Egypt, Russia and the Military
Russian diplomats will meet with Defense Minister Abdel Fatah el-Sisi this week, according to a military source. Russia’s own defense minister, Sergei Shoigu, is arriving in Cairo today to discuss military cooperation between the two countries. The meeting may result in an important arms deal, as Egypt looks for a replacement for US military aid, which is partially suspended.
Obama Administration Still Committed to Iran Talks
Despite some recent setbacks, the Obama administration says it is still committed to continuing negotiations with Iran over its nuclear program. The White House also warned US lawmakers in Congress who are pushing for tougher sanctions against Iran that their actions could lead to war. Spokesperson John Carney reiterated the administration’s commitment to diplomatic talks and stressed the dire consequences of diplomatic failure. Secretary of State John Kerry called Congress’ idea to pursue further sanctions a “mistake,” adding: “The time to oppose it is when you see what it is, not to oppose the effort to find out what is possible.”

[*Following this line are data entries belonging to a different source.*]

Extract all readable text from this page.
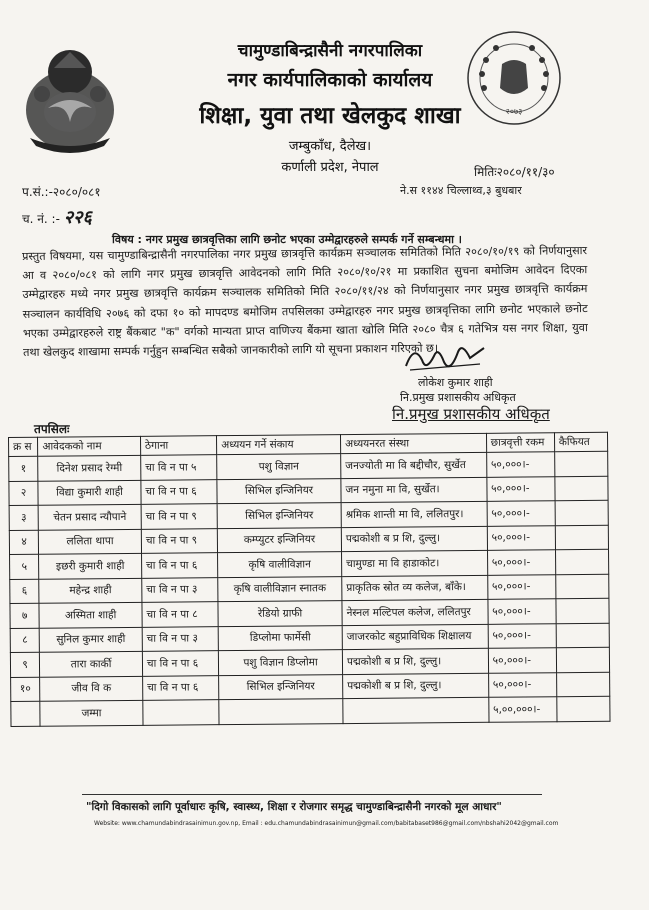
२०७३
चामुण्डाबिन्द्रासैनी नगरपालिका
नगर कार्यपालिकाको कार्यालय
शिक्षा, युवा तथा खेलकुद शाखा
जम्बुकाँध, दैलेख।
कर्णाली प्रदेश, नेपाल	मितिः२०८०/११/३०
प.सं.:-२०८०/०८१	ने.स ११४४ चिल्लाथ्व,३ बुधबार
च. नं. :- २२६
विषय : नगर प्रमुख छात्रवृत्तिका लागि छनोट भएका उम्मेद्वारहरुले सम्पर्क गर्ने सम्बन्धमा ।
प्रस्तुत विषयमा, यस चामुण्डाबिन्द्रासैनी नगरपालिका नगर प्रमुख छात्रवृत्ति कार्यक्रम सञ्चालक समितिको मिति २०८०/१०/१९ को निर्णयानुसार आ व २०८०/०८१ को लागि नगर प्रमुख छात्रवृत्ति आवेदनको लागि मिति २०८०/१०/२१ मा प्रकाशित सुचना बमोजिम आवेदन दिएका उम्मेद्वारहरु मध्ये नगर प्रमुख छात्रवृत्ति कार्यक्रम सञ्चालक समितिको मिति २०८०/११/२४ को निर्णयानुसार नगर प्रमुख छात्रवृत्ति कार्यक्रम सञ्चालन कार्यविधि २०७६ को दफा १० को मापदण्ड बमोजिम तपसिलका उम्मेद्वारहरु नगर प्रमुख छात्रवृत्तिका लागि छनोट भएकाले छनोट भएका उम्मेद्वारहरुले राष्ट्र बैंकबाट "क" वर्गको मान्यता प्राप्त वाणिज्य बैंकमा खाता खोलि मिति २०८० चैत्र ६ गतेभित्र यस नगर शिक्षा, युवा तथा खेलकुद शाखामा सम्पर्क गर्नुहुन सम्बन्धित सबैको जानकारीको लागि यो सूचना प्रकाशन गरिएको छ।
लोकेश कुमार शाही
नि.प्रमुख प्रशासकीय अधिकृत
नि.प्रमुख प्रशासकीय अधिकृत
तपसिलः
क्र स	आवेदकको नाम	ठेगाना	अध्ययन गर्ने संकाय	अध्ययनरत संस्था	छात्रवृत्ती रकम	कैफियत
१	दिनेश प्रसाद रेग्मी	चा वि न पा ५	पशु विज्ञान	जनज्योती मा वि बद्दीचौर, सुर्खेत	५०,०००।-	
२	विद्या कुमारी शाही	चा वि न पा ६	सिभिल इन्जिनियर	जन नमुना मा वि, सुर्खेत।	५०,०००।-	
३	चेतन प्रसाद न्यौपाने	चा वि न पा ९	सिभिल इन्जिनियर	श्रमिक शान्ती मा वि, ललितपुर।	५०,०००।-	
४	ललिता थापा	चा वि न पा ९	कम्प्युटर इन्जिनियर	पद्मकोशी ब प्र शि, दुल्लु।	५०,०००।-	
५	इछरी कुमारी शाही	चा वि न पा ६	कृषि वालीविज्ञान	चामुण्डा मा वि हाडाकोट।	५०,०००।-	
६	महेन्द्र शाही	चा वि न पा ३	कृषि वालीविज्ञान स्नातक	प्राकृतिक स्रोत व्य कलेज, बाँके।	५०,०००।-	
७	अस्मिता शाही	चा वि न पा ८	रेडियो ग्राफी	नेस्नल मल्टिपल कलेज, ललितपुर	५०,०००।-	
८	सुनिल कुमार शाही	चा वि न पा ३	डिप्लोमा फार्मेसी	जाजरकोट बहुप्राविधिक शिक्षालय	५०,०००।-	
९	तारा कार्की	चा वि न पा ६	पशु विज्ञान डिप्लोमा	पद्मकोशी ब प्र शि, दुल्लु।	५०,०००।-	
१०	जीव वि क	चा वि न पा ६	सिभिल इन्जिनियर	पद्मकोशी ब प्र शि, दुल्लु।	५०,०००।-	
	जम्मा				५,००,०००।-	
"दिगो विकासको लागि पूर्वाधारः कृषि, स्वास्थ्य, शिक्षा र रोजगार समृद्ध चामुण्डाबिन्द्रासैनी नगरको मूल आधार"
Website: www.chamundabindrasainimun.gov.np, Email : edu.chamundabindrasainimun@gmail.com/babitabaset986@gmail.com/nbshahi2042@gmail.com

Majority of Egyptians Support Anti-Terrorism Act, Law to Check Protests
The Egyptian Center for Public Opinion Research has released a new poll that reveals public support for two controversial laws. According to the poll, which surveyed a group of 2000 people over the age of 18, 62 percent support the anti-terrorism act, while 57 percent agree with a new law drafted to limit protests and monitor social media. The anti-terrorism law will give security forces sweeping powers that include access to bank accounts and deposits.
Morsi to Address the Nation?
According to Osama Morsi, son of the ousted president, Mohamed Morsi has a message for Egypt. The Muslim Brotherhood-affiliated Freedom and Justice Party website posted a statement saying that the message will address the contemporary problems facing Egypt. Morsi’s defense spokesperson has also announced that he will relay Morsi’s speech to the people. Morsi’s message was apparently recorded during the defense team’s visit to Morsi at the Borg el-Arab prison near Alexandria.